If you want a perfect example of the international scope and reach of the Budapest Burns Supper and the Robert Burns International Foundation, look no further than this year’s winner of the Sponsor of the Year award: Starwood Hotels and Resorts.

The group, whose brands include Sheraton, Westin, and W Hotels, among others, is represented in Budapest by Le Méridien, whose GM, Adrian Gray, is deeply involved both in the supper and the RBIF. Significantly, however, the award is going to Starwood, and not just the local hotel, because of a truly international fundraising campaign.

“In 2007, there was a Starwood conference here in Budapest, and a large number of delegates came from all over Europe,” explains Gray. The conference programme included an element of Corporate and Social Responsibility (CSR), and the delegates spent some time at the Semmelweis hospital (which has always had close links with the Budapest Burns’ Supper), painting furniture and walls, and breaking ground and laying mulch for a park area in 42°C heat. But that proved to be only a beginning.

“Due to the reorganisation of the hospital system by the state, Semmelweis had taken on an oncology department, which needed complete redevelopment, and it had run out of money,” says Gray. “The shortfall amounted to EUR 20,000, and the delegates took it on themselves to go back and raise the money. Hotels from Europe, Africa and the Middle East were involved in individual fund raising projects, and eventually raised EUR 23,000. The oncology department is now operational.”
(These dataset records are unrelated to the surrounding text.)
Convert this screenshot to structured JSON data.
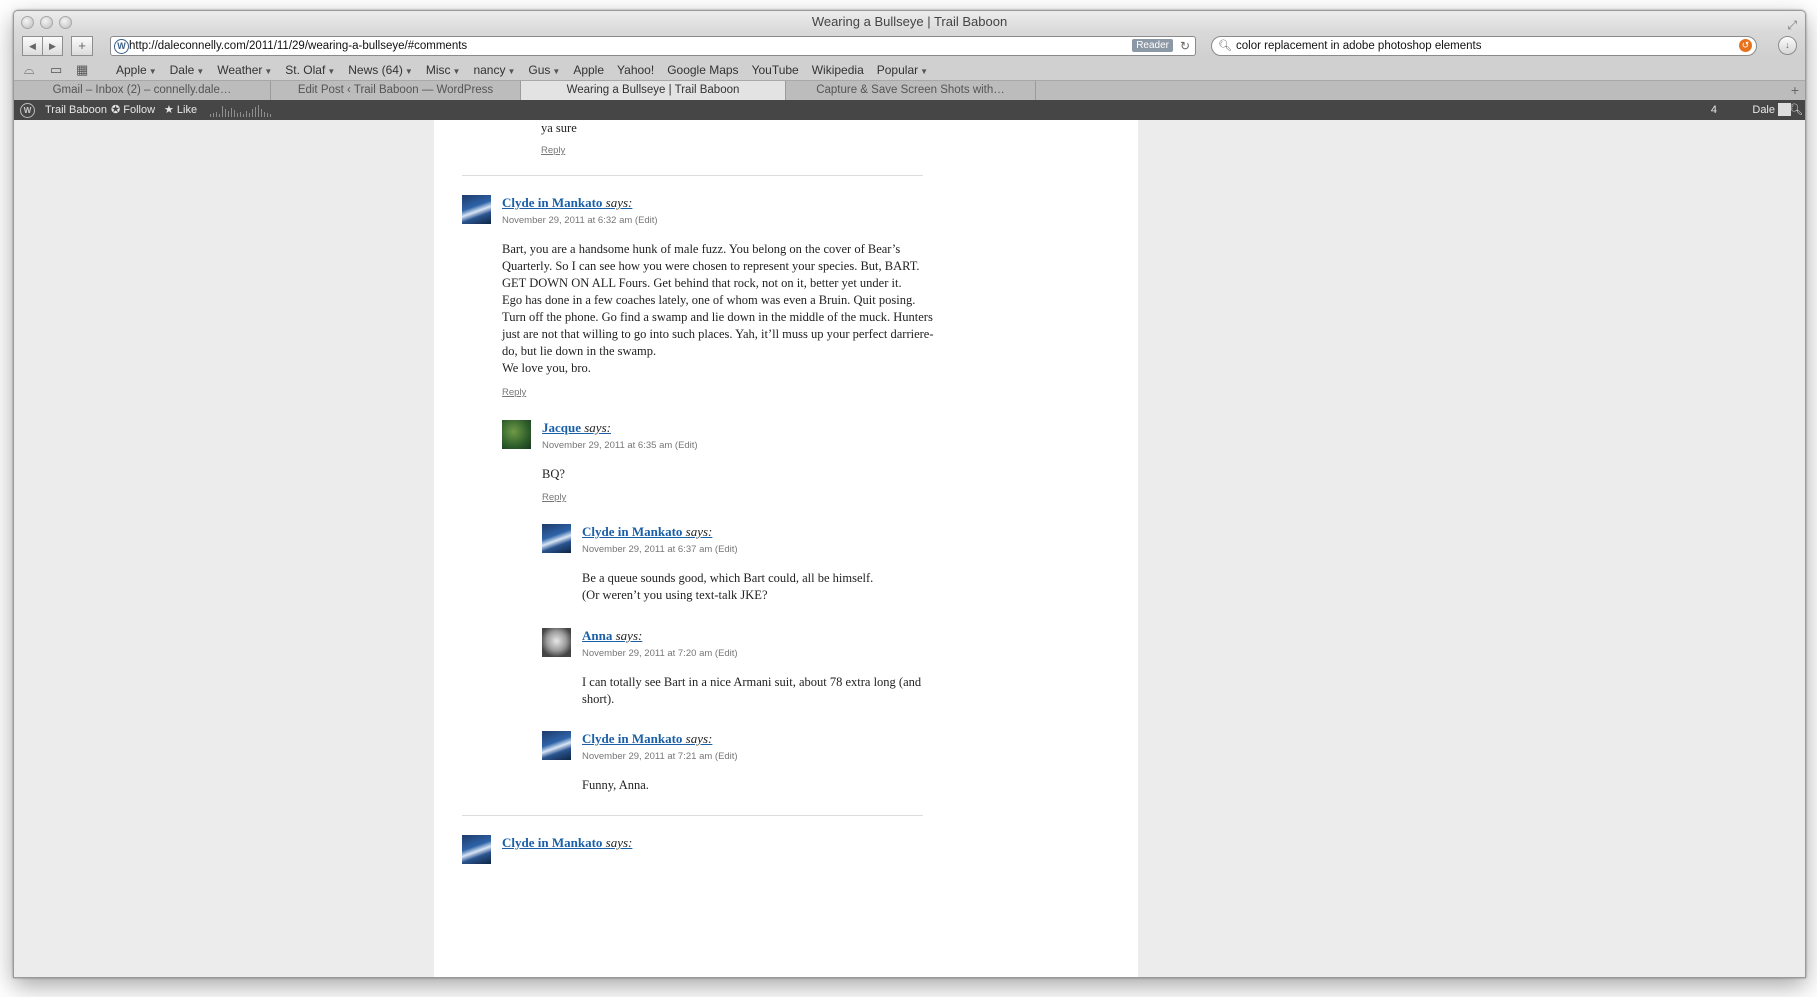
{
  "window": {
    "title": "Wearing a Bullseye | Trail Baboon"
  },
  "toolbar": {
    "url": "http://daleconnelly.com/2011/11/29/wearing-a-bullseye/#comments",
    "reader_label": "Reader",
    "search_value": "color replacement in adobe photoshop elements"
  },
  "bookmarks": [
    {
      "label": "Apple",
      "menu": true
    },
    {
      "label": "Dale",
      "menu": true
    },
    {
      "label": "Weather",
      "menu": true
    },
    {
      "label": "St. Olaf",
      "menu": true
    },
    {
      "label": "News (64)",
      "menu": true
    },
    {
      "label": "Misc",
      "menu": true
    },
    {
      "label": "nancy",
      "menu": true
    },
    {
      "label": "Gus",
      "menu": true
    },
    {
      "label": "Apple",
      "menu": false
    },
    {
      "label": "Yahoo!",
      "menu": false
    },
    {
      "label": "Google Maps",
      "menu": false
    },
    {
      "label": "YouTube",
      "menu": false
    },
    {
      "label": "Wikipedia",
      "menu": false
    },
    {
      "label": "Popular",
      "menu": true
    }
  ],
  "tabs": [
    {
      "label": "Gmail – Inbox (2) – connelly.dale…",
      "active": false
    },
    {
      "label": "Edit Post ‹ Trail Baboon — WordPress",
      "active": false
    },
    {
      "label": "Wearing a Bullseye | Trail Baboon",
      "active": true
    },
    {
      "label": "Capture & Save Screen Shots with…",
      "active": false
    }
  ],
  "adminbar": {
    "site": "Trail Baboon",
    "follow": "Follow",
    "like": "Like",
    "notifications": "4",
    "user": "Dale"
  },
  "comments": {
    "top_fragment": {
      "text": "ya sure",
      "reply": "Reply"
    },
    "c1": {
      "author": "Clyde in Mankato",
      "says": "says:",
      "date": "November 29, 2011 at 6:32 am (Edit)",
      "lines": [
        "Bart, you are a handsome hunk of male fuzz. You belong on the cover of Bear’s",
        "Quarterly. So I can see how you were chosen to represent your species. But, BART.",
        "GET DOWN ON ALL Fours. Get behind that rock, not on it, better yet under it.",
        "Ego has done in a few coaches lately, one of whom was even a Bruin. Quit posing.",
        "Turn off the phone. Go find a swamp and lie down in the middle of the muck. Hunters",
        "just are not that willing to go into such places. Yah, it’ll muss up your perfect darriere-",
        "do, but lie down in the swamp.",
        "We love you, bro."
      ],
      "reply": "Reply"
    },
    "c2": {
      "author": "Jacque",
      "says": "says:",
      "date": "November 29, 2011 at 6:35 am (Edit)",
      "lines": [
        "BQ?"
      ],
      "reply": "Reply"
    },
    "c3": {
      "author": "Clyde in Mankato",
      "says": "says:",
      "date": "November 29, 2011 at 6:37 am (Edit)",
      "lines": [
        "Be a queue sounds good, which Bart could, all be himself.",
        "(Or weren’t you using text-talk JKE?"
      ]
    },
    "c4": {
      "author": "Anna",
      "says": "says:",
      "date": "November 29, 2011 at 7:20 am (Edit)",
      "lines": [
        "I can totally see Bart in a nice Armani suit, about 78 extra long (and",
        "short)."
      ]
    },
    "c5": {
      "author": "Clyde in Mankato",
      "says": "says:",
      "date": "November 29, 2011 at 7:21 am (Edit)",
      "lines": [
        "Funny, Anna."
      ]
    },
    "c6": {
      "author": "Clyde in Mankato",
      "says": "says:"
    }
  }
}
Gray himself was instrumental in helping reorganise the Burns’ Supper committee, and sits on the RBIF’s Curatorium. His hotel organises St Andrew’s and St Patrick’s balls, as well as the annual Budapest Waiters’ Race, all of which generate funds for the RBIF (the 2008 Waiters’ Race raised HUF 52,500, around EUR 200).

He gets involved with the events, which he is keen to stress are, by now, as much Hungarian- as they are expat-orientated, partly because he is a good Scot. (Interestingly, that was also one of the reasons Sir Alex Ferguson, manager of Manchester United Football Club, gave for agreeing to become the RBIF’s Honorary President in January 2007.) But there are wider, deeper issues too.

“I think all the hotels here are quite heavily involved in the life of Budapest. This is a way of giving something back to some of those who wouldn’t necessarily be involved at the five-star hotel level. When we first started doing this, we were in a country that faced a lot of challenges, and here was something we could do to help.”

The award is officially known as the Ferenc Puskás – Sir Alex Ferguson Sponsor of the Year trophy, and features a football crafted from copper. It was made by a Scottish artist and presented to Erzsébet Puskás in honour of her late husband, the legendary Hungarian footballer. She, in turn, gave it to the RBIF in the hope it could be put to good use. It has.

Although, at the time of writing, the final details have still to be arranged, the Sponsor of the Year award is due to be presented in January to Gray by Sir Alex at Manchester United’s Old Trafford ground. It is known, appropriately, as the Theatre of Dreams. Starwood, and other major sponsors like them, are ensuring both operating theatres and children’s dreams can become reality.

 

By Robin Marshall

Around 250 guests, a mixture of expats and Hungarians, attended the 12th annual Budapest Burns Supper at the Corinthia Grand Hotel Royal on Saturday, 24 January 2009. The traditional Scottish event marks the birth, life and work of Rabbie (Robert) Burns, who would have been 250 this year, and has become known as the national bard of Scotland.

Jock MacKenzie of the Hungarian-Scottish Society said event, “cleared HUF 7 million for charity, which was tremendous success given the current economic climate”. The funds will go towards helping local children in need.

Event chairman, Stuart McAlister, believes the Supper remains popular for a number of reasons, not least the “spectacle, the combination of a formal dinner with the relaxed and enjoyable atmosphere that a Burns Supper creates”.

Entertainment on the night included the Robert Burns International Foundation drum and pipe band, a group of past and present world champion drummers and pipers from two or three bands who come together each year to fly out to Budapest and play at this event.

There were also dancers from the SOTE clinic, all children who have been treated at one of the hospitals supported by the Supper, as well as a Scottish dance group, the Dagda ceilidh band, Scottish dancing for the guests, led by Debbie Moss, whisky tasting sponsored by Diageo and the Dreher Burns Bar.